September 9, 2011
Bank of America (NYSE: BAC ) is a prime example of a struggling American bank taking desperate measures to keep itself afloat. After deciding to sell off its credit card and real estate businesses recently, the beleaguered bank has now decided to reshuffle its top guard. It has shaken up its management’s ranks by announcing the departure of two senior executives.
The divestment continues
B of A has been desperately selling its noncore assets to meet upcoming capital requirements and strengthen its capital ratios. Besides that, it is being plagued by huge legal liabilities. It is now in talks with The Blackstone Group (NYSE: BX ) to sell the real estate investments held by its Merrill Lynch unit. The sale, which is still in the works, is part of its efforts to realign its balance sheet and become leaner and meaner. The bank has gone for quite a few spinoffs in the recent past to achieve this goal.

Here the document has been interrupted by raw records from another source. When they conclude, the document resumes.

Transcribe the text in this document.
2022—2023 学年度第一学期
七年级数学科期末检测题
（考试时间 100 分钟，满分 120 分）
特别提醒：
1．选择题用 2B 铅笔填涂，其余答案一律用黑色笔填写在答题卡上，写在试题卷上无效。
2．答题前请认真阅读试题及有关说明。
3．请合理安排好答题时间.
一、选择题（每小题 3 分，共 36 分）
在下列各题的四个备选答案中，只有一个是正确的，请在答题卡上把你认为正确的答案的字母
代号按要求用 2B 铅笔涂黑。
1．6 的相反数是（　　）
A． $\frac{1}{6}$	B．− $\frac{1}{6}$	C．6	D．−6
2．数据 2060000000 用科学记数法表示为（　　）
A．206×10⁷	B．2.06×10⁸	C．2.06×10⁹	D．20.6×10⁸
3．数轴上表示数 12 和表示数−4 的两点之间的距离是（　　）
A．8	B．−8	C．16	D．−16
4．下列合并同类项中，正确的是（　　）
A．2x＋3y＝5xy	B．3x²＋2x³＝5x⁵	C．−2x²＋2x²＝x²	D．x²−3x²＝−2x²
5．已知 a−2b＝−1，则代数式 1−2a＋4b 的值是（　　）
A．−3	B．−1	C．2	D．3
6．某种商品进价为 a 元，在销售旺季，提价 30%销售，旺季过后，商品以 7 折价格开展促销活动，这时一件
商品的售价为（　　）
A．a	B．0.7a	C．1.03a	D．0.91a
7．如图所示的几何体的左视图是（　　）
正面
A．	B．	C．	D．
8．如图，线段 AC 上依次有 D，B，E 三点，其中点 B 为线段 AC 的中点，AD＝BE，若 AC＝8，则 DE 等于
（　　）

Since credit card portfolios are deemed risky and require more capital to be put up, B of A is trying to slim down its card business. While it’s selling its MBNA Canada credit card arm to Toronto-Dominion Bank (NYSE: TD ) , it is also exiting its international card business. After selling its Spanish card unit to Apollo (Nasdaq: APOL ) and another unit in the U.K. to Barclays (NYSE: BCS ) , it has recently announced its intention to put up its other card units in Ireland and the U.K. Last year, B of A also sold off First Republic Bank (NYSE: FRC ) and offloaded $43.6 million of its shares in BlackRock (NYSE: BLK ) .
The Foolish bottom line
B of A is likely to continue shedding noncore assets till it strengthens its balance sheet and frees up enough cash. The selling of its assets might help the bank improve its capital ratios and meet higher incoming capital requirements. But it cannot continue selling off its parts forever without cutting too close to the bone.